For many of the companies on the bond list, 2009 and 2010 were the first years they conducted a sizable offering. Cloud-computing and managed-services company Terremark Worldwide, for example, tapped the bond market for the first time in June 2009 for $420 million, and did a follow-on offering in April. It now has $470 million in senior secured notes outstanding.
“There hadn’t been any companies in our sector that had tapped the bond markets going back 10 years before the dot-com bubble,” says Jose Segrera, Terremark’s CFO. Terremark repaid $254 million in bank credit facilities with part of the proceeds.
Issuing bonds had several advantages, says Segrera. For one, “once you’ve tapped the bond market and become a known quantity, it becomes relatively easy and efficient to execute another offering,” he says. Also, having bonds trading in the market gives investors another data point, says Segrera. “Even the equity investors look at it — it helps the market assess the company’s value.”
More CFOs are coming around to that belief. Investment- and speculative-grade issuance declined in the second quarter, but it picked up as the Greek debt crisis waned. Speculative-grade issues, in particular, have come back strong. Last week was a record-setter for high-yield issuance globally, with 26 offerings with a value of $14.3 billion, according to Thomson Reuters. Year to date, high-yield-bond issuances in the Americas are up 74% from 2009.

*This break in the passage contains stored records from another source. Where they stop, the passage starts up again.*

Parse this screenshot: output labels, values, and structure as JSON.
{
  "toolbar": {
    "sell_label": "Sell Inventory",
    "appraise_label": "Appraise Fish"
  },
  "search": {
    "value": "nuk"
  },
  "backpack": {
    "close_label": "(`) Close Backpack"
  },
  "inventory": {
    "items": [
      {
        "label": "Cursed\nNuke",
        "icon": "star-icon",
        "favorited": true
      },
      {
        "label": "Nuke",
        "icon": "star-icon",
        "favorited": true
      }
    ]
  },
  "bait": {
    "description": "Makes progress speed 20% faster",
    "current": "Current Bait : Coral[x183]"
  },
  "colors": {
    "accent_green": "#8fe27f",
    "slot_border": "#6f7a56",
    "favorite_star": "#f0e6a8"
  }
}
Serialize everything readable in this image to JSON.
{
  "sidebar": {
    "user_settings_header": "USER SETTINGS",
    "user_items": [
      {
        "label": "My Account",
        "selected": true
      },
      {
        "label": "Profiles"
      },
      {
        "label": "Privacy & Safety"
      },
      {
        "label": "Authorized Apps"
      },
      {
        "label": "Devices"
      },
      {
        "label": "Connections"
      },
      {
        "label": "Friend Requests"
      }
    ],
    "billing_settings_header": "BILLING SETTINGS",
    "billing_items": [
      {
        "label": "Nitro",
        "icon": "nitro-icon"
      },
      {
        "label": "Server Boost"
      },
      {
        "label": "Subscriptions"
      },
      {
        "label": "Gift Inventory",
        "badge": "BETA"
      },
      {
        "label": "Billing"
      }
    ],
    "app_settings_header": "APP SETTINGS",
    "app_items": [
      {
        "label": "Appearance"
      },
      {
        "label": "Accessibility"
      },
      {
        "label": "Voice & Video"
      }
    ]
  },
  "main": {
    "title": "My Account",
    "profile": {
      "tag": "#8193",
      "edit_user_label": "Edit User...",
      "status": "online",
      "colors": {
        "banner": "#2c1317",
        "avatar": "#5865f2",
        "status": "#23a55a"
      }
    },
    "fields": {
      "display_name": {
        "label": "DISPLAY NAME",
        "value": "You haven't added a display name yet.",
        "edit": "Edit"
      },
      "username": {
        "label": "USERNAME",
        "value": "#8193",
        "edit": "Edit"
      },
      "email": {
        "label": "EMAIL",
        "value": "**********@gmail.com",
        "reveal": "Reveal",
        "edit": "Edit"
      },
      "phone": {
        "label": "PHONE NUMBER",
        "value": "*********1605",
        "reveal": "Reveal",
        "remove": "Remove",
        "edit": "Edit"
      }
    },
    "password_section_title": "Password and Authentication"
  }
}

But investment-grade companies find the market to their liking, too, especially the historically low interest rates. This quarter glassmaker Corning priced $300 million of senior unsecured notes with a 10-year maturity at a spread of 145 basis points over Treasuries, and 30-year notes at a spread of 175 basis points. IBM, meanwhile, issued 3-year notes at an outstandingly low coupon of 1%.
For high-yield issuers, bond covenants are less restrictive than bank loans and most debt is unsecured, providing future flexibility. Using bonds to repay bank term debt also usually improves the company’s debt-maturity profile, points out Chris Taggert, an analyst at Credit Sights.
In the investment-grade space, replacing commercial paper and revolving debt with long-term bonds adds an element of safety for investors and strengthens the liquidity profile of the issuer.
Of course, there are downsides to bonds. Risks can be higher for investors based on the reason for the issuance. “[Risk rises] when the new bond deals increase leverage without the end goal of increasing the asset base or profitability, or when new bonds are issued at a more senior level,” says Taggert. For issuers, also, bond debt is more difficult than bank debt to amend, and the bonds may not be callable for the first couple of years, carrying a high redemption premium.
But with the Federal Reserve as much as two years away from raising the federal funds rate, it’s unlikely that the cost of corporate debt will fall much lower. So over that time, companies will probably have little need to redeem bonds to lower the interest rate they’re paying.
The unspoken risk to companies, of course, is the vagaries of the market. According to many experts, corporates are benefiting from investors’ low expectations for the economic recovery, which makes them willing to take small amounts of yield. But if the economic tide turns, those investors may flee the corporate bond market quickly and in large numbers.